BRAHIT applies mixed methods to provide evidence on how successful is BRAHIT for this purpose. This includes ethnographic studies on site, a pilot phase, to make the model feasible, followed by cluster-randomization of Primary Care units stratified according to units with certified Family doctors and units with non-specialized doctors. Clusters are randomized to use of the cardio-relay model or conventional care, where community agents also are involved in patient support.

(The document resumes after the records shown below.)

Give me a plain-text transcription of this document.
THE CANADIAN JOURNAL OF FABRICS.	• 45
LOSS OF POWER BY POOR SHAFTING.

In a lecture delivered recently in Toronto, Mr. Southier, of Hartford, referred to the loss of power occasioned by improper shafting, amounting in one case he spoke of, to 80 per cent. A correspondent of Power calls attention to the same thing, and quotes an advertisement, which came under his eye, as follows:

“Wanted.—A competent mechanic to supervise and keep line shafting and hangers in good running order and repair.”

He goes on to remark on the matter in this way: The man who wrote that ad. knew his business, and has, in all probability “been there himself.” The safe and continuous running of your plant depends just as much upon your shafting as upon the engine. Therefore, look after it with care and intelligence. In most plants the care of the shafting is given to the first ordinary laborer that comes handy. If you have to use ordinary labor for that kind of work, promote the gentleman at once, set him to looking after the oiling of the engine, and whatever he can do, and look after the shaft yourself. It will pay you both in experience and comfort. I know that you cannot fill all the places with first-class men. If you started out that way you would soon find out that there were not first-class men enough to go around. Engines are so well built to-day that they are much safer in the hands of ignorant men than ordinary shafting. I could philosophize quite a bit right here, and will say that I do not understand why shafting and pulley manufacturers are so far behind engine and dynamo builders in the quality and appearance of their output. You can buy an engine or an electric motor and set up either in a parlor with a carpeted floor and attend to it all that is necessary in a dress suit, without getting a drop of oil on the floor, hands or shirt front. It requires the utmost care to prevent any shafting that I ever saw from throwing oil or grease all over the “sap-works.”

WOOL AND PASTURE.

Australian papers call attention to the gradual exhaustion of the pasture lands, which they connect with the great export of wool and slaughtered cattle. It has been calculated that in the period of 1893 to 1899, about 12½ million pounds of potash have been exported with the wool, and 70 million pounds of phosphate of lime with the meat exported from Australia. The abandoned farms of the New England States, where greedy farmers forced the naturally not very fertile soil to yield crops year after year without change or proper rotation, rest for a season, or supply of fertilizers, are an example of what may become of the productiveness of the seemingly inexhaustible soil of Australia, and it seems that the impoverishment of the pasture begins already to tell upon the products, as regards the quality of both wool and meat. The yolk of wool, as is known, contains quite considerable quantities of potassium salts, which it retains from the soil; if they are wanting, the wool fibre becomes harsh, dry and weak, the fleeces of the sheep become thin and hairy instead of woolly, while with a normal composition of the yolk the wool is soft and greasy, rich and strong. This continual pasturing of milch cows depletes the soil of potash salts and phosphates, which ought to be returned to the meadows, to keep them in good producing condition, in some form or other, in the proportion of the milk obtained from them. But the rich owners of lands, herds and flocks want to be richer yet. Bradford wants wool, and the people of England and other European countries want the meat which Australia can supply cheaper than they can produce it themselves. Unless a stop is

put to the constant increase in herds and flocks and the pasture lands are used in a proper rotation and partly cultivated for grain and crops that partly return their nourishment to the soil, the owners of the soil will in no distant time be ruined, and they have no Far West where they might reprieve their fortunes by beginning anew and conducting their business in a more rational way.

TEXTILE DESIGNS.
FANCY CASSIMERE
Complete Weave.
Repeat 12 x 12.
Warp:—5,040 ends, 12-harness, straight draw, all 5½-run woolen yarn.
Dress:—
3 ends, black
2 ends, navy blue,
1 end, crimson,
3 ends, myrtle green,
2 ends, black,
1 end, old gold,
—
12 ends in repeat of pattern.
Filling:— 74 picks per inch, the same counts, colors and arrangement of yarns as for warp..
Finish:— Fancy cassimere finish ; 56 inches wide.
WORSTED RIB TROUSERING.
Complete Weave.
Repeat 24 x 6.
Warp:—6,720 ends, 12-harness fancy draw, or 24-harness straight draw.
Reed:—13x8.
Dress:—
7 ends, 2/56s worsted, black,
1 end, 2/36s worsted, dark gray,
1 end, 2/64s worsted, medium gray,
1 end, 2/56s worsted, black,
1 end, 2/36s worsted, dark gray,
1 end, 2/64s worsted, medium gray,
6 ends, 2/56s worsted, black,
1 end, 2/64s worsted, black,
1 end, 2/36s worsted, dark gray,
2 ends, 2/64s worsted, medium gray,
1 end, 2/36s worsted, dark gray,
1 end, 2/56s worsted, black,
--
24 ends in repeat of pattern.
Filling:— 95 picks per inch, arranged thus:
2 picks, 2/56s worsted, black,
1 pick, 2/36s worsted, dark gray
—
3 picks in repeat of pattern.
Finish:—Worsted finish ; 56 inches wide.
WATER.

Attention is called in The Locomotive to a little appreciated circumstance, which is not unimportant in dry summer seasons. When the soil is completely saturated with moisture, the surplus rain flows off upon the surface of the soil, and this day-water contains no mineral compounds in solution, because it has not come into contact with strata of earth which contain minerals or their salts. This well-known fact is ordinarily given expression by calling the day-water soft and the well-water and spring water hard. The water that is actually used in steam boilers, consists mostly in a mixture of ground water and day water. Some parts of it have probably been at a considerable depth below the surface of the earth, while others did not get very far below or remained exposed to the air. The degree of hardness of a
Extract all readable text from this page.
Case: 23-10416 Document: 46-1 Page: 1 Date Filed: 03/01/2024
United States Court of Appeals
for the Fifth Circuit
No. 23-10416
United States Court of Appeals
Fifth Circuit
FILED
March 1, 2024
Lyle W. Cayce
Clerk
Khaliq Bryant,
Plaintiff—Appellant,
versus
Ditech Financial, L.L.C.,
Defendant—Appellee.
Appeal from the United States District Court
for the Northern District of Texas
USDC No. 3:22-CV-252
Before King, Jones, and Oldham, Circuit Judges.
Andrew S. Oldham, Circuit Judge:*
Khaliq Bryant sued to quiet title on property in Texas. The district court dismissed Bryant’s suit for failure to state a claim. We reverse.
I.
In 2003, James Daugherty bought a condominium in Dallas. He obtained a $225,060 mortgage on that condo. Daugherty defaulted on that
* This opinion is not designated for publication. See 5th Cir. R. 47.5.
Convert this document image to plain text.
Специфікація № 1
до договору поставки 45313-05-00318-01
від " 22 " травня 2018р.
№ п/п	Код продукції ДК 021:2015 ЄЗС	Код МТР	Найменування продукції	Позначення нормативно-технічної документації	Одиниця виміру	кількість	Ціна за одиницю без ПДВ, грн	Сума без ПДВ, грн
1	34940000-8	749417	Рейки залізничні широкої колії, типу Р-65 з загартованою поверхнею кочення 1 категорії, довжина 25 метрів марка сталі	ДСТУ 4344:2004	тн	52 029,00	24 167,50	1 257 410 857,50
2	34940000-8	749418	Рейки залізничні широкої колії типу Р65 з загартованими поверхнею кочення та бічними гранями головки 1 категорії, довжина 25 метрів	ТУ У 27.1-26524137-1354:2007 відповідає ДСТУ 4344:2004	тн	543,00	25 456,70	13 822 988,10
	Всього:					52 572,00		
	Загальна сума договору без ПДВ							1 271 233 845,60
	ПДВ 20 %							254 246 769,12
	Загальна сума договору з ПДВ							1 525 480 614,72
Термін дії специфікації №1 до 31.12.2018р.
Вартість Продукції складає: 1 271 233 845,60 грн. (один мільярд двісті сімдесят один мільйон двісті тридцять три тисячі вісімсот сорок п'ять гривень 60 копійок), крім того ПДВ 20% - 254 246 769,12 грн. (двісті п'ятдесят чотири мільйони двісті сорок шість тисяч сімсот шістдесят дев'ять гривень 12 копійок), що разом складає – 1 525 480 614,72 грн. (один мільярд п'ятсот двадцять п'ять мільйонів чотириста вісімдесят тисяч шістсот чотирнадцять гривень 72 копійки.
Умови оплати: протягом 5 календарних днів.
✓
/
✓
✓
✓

The general hypothesis in BRAHIT is that the cardio-relay collaboration model, using telemedicine aid, can improve the quality of care management of chronic heart disease, and reach out to weak patients.
Clinical trial
In the cluster-randomization phase of the project, we test the hypothesis that the proportion of patients receiving correct heart medications for heart failure will increase from 30% to 60% in patients managed according to the BRAHIT model. Furthermore, we hypothesize, that use of the BRAHIT model will result in a reduction of readmissions for heart failure in 90 days after discharge from 50% (current proportion of readmissions) to 30% (secondary end-point).
Follow-up
To quantify use of target medications, we construct a BRAHIT score based on changes of clinical parameters, where best condition is 0 points and increasing points indicate worsening.
- NYHA: improved or I (0 points) / no improvement (1 point) / worsening (2 points)
- Weight: closer to target or on-target (0 points) / no change +/- 1.9 Kg since last measurement (1 point), increase 2 Kg or more (2 points)
- ACE-I/ARB: Target dose (0 points) / tried but not reached target or not tolerated (1 point) / Never used (2 points)
- Betablockers: Target dose (0 points) / tried but not reached target or not tolerated (1 point) / Never used (2 points)
- Mineralocorticoid antagonist: Target dose or not indicated (0 points) / tried but not reached target or not tolerated (1 point) / Never used (2 points)
We will register prospectively available success parameters for heart failure management, that includes the components of the BRAHIT score at baseline, and after six and 12 months. Moreover, we will collect the following additional parameters:
- Use of loop diuretics and thiazides
- Occurrence of fainting
- Hospital admission
- Occurrence of atrial fibrillation
- Cardiac death
- Death of any cause, including unknown cause
Each patient record will have the option “unknown”, when no data are available at each follow-up timepoint, to provide an indicator for data quality in the trial.
Participants experience
Patient experience is analyzed through semi-structured interviews based on responses to a brief questionnaire to reveal patient-reported outcomes.
Clinicians experience will be analyzed from focus groups interviews with participants in the study, gathering a group of cardiologists, primary care certified and non-certified Family doctors, Primary care nurses and Community agents.
e-Health literacy studies on patients with heart failure and increased knowledge in Primary Care will be pursued but are beyond the targets of BRAHIT.